Something that worked around my life, not against it.

But trying to build a business while dealing with anxiety, stress, imposter syndrome, and a complete life shift is… a lot.

Some days felt manageable.

Others felt like everything was collapsing in on itself.

And I noticed something quite quickly:

On the bad days, EVERYTHING felt bad.

Even the good things I was building felt heavy.

I realised I didn’t just need a plan.

I needed to feel better.

Because when I felt better, everything worked better.

Exercise helped a lot.

But my mind was still so loud. Constantly questioning, overthinking, searching.

I started becoming more intentional about what I was feeding my brain — podcasts, audiobooks, conversations, everything.

I remember once starting a podcast about marital affairs and thinking halfway through:
Why am I listening to this?

It sounds small, but it mattered.

I realised I needed more positivity. More hope. More growth.

Self-development wasn’t new to me.
I’d been on this journey for years already.
But this was the point where I really needed it. The usual “pick-me-ups” weren’t working anymore, and I knew I had to start changing things on a deeper level.

That eventually led me towards manifestation podcasts and books.

I’d read The Secret years before, so the ideas didn’t feel far-fetched to me. If anything, they felt comforting.

For the first time in a while, I felt some sense of control again.

Listening to people talk about changing their lives — starting with their thoughts — felt like finding gold.

But I still needed something simple.

Something that didn’t add another task to my to do list.

Something I didn’t have to overthink.

That’s when I came across subliminal audios.

Someone mentioned them casually in a podcast, but the idea stuck with me immediately.

You press play, get on with your day, and the audio works quietly in the background — helping shift the patterns you don’t consciously notice.

No effort. No obsessing. No adding more pressure to yourself.

I was in.

The idea behind subliminal audios is rooted in repetition and subconscious patterning.
So much of what we do every day is automatic — shaped by beliefs, habits, thought patterns, and conditioning we barely even notice.
I became fascinated by the idea that if negative patterns can be reinforced over time, then  positive ones can too.

And over time, I noticed a real shift.

Not in a dramatic overnight way.

Just steadily.

My mood felt lighter. I was getting more done. I felt more motivated. More forward-moving.

The fog started to lift.

And honestly, I’ve used them ever since.

The only thing that never quite fit for me?

The music.

Everything sounded the same. And because I listened constantly — at the gym, in the car, at home, before bed — it didn’t always fit the moment.

I remember thinking more than once:

Why isn’t there more choice here?

For a while, I ignored the idea.

But eventually, I stopped ignoring it.

And that’s where Sublmi began.

Not as some huge master plan.

Just as a simple thought:

What if this felt better to use?

More choice. More music. Something that fits naturally into real life instead of feeling like another thing you have to force yourself to do.

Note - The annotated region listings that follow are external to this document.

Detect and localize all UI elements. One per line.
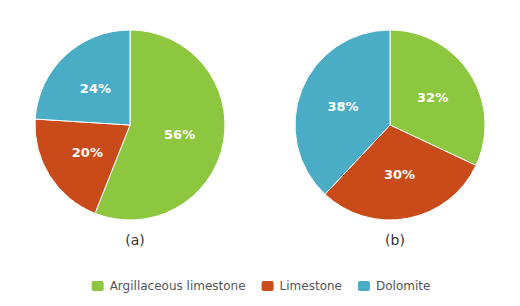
svg-text:24%: 24% [80, 81, 111, 96]
svg-text:56%: 56% [164, 127, 195, 142]
svg-text:(b): (b) [385, 232, 405, 248]
svg-text:Limestone: Limestone [280, 279, 342, 293]
svg-text:38%: 38% [327, 99, 358, 114]
svg-text:(a): (a) [125, 232, 145, 248]
svg-text:Dolomite: Dolomite [376, 279, 430, 293]
svg-text:20%: 20% [72, 145, 103, 160]
svg-text:32%: 32% [417, 90, 448, 105]
svg-text:Argillaceous limestone: Argillaceous limestone [110, 279, 246, 293]
svg-text:30%: 30% [384, 167, 415, 182]
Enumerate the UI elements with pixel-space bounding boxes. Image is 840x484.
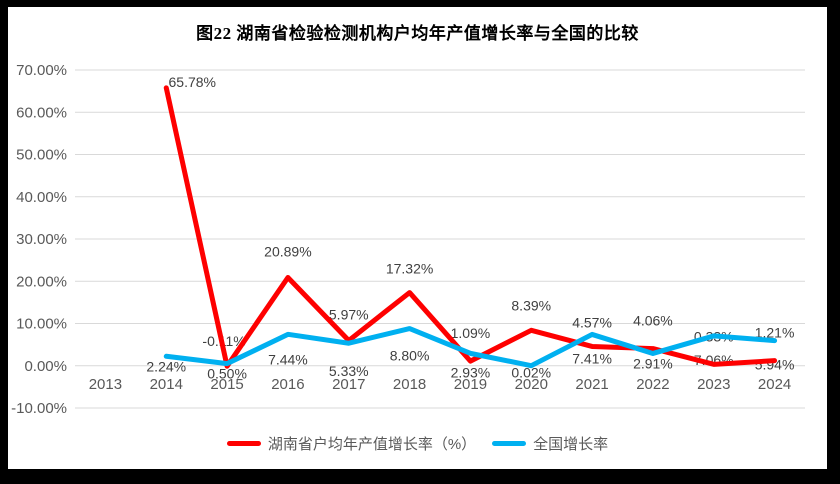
chart-page: 图22 湖南省检验检测机构户均年产值增长率与全国的比较 -10.00% 0.00%… — [8, 7, 827, 469]
legend-label-national: 全国增长率 — [533, 436, 609, 453]
x-axis-tick-label: 2019 — [454, 376, 487, 393]
data-label: 4.57% — [572, 314, 612, 330]
line-chart-plot-area: -10.00% 0.00% 10.00% 20.00% 30.00% 40.00% 50.0… — [11, 62, 805, 417]
x-axis-tick-label: 2023 — [697, 376, 730, 393]
y-axis-tick-label: 40.00% — [16, 189, 67, 206]
legend-item-hunan: 湖南省户均年产值增长率（%） — [226, 433, 477, 454]
data-label: 17.32% — [386, 261, 433, 277]
data-label: 5.33% — [329, 363, 369, 379]
data-label: 20.89% — [264, 243, 311, 259]
data-label: 1.21% — [755, 325, 795, 341]
data-label: 4.06% — [633, 313, 673, 329]
legend-label-hunan: 湖南省户均年产值增长率（%） — [267, 436, 477, 453]
y-axis-tick-label: 10.00% — [16, 316, 67, 333]
x-axis-tick-label: 2017 — [332, 376, 365, 393]
chart-legend: 湖南省户均年产值增长率（%） 全国增长率 — [8, 433, 827, 454]
data-label: 7.41% — [572, 350, 612, 366]
x-axis-tick-label: 2022 — [636, 376, 669, 393]
y-axis-tick-label: 70.00% — [16, 62, 67, 79]
x-axis-tick-label: 2020 — [515, 376, 548, 393]
data-label: 0.02% — [511, 365, 551, 381]
data-label: 7.44% — [268, 351, 308, 367]
y-axis-tick-label: 60.00% — [16, 104, 67, 121]
x-axis-tick-label: 2015 — [210, 376, 243, 393]
y-axis-tick-label: 50.00% — [16, 147, 67, 164]
legend-swatch-hunan-line — [226, 441, 261, 446]
y-axis-tick-label: -10.00% — [11, 400, 67, 417]
legend-item-national: 全国增长率 — [492, 433, 608, 454]
data-label: 2.91% — [633, 355, 673, 371]
legend-swatch-national-line — [492, 441, 527, 446]
data-label: 8.39% — [511, 297, 551, 313]
x-axis-tick-label: 2016 — [271, 376, 304, 393]
data-label: 2.24% — [146, 358, 186, 374]
x-axis-tick-label: 2014 — [150, 376, 183, 393]
x-axis-tick-label: 2018 — [393, 376, 426, 393]
data-label: 0.50% — [207, 366, 247, 382]
x-axis-tick-label: 2024 — [758, 376, 791, 393]
x-axis-tick-label: 2013 — [89, 376, 122, 393]
data-label: 5.97% — [329, 307, 369, 323]
data-label: 8.80% — [390, 348, 430, 364]
hunan-growth-line — [163, 85, 778, 369]
chart-title: 图22 湖南省检验检测机构户均年产值增长率与全国的比较 — [196, 24, 639, 43]
y-axis-tick-label: 20.00% — [16, 273, 67, 290]
national-growth-line — [163, 326, 778, 369]
y-axis-tick-label: 30.00% — [16, 231, 67, 248]
data-label: 65.78% — [169, 74, 216, 90]
data-label: 1.09% — [451, 325, 491, 341]
data-label: 2.93% — [451, 364, 491, 380]
x-axis-tick-label: 2021 — [575, 376, 608, 393]
y-axis-tick-label: 0.00% — [24, 358, 67, 375]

Because when something feels easy to come back to, you actually stick with it.

And that’s where real change happens.

I wanted to create something for women like me.

Women who feel stuck. Burnt out. Disconnected from themselves.

Women who know deep down they want more from life, but don’t always know where to start.

If you’ve ever felt like you’re doing everything right but still not moving forward, I understand that feeling more than I ever expected to.

And that’s exactly why I’m building Sublmi.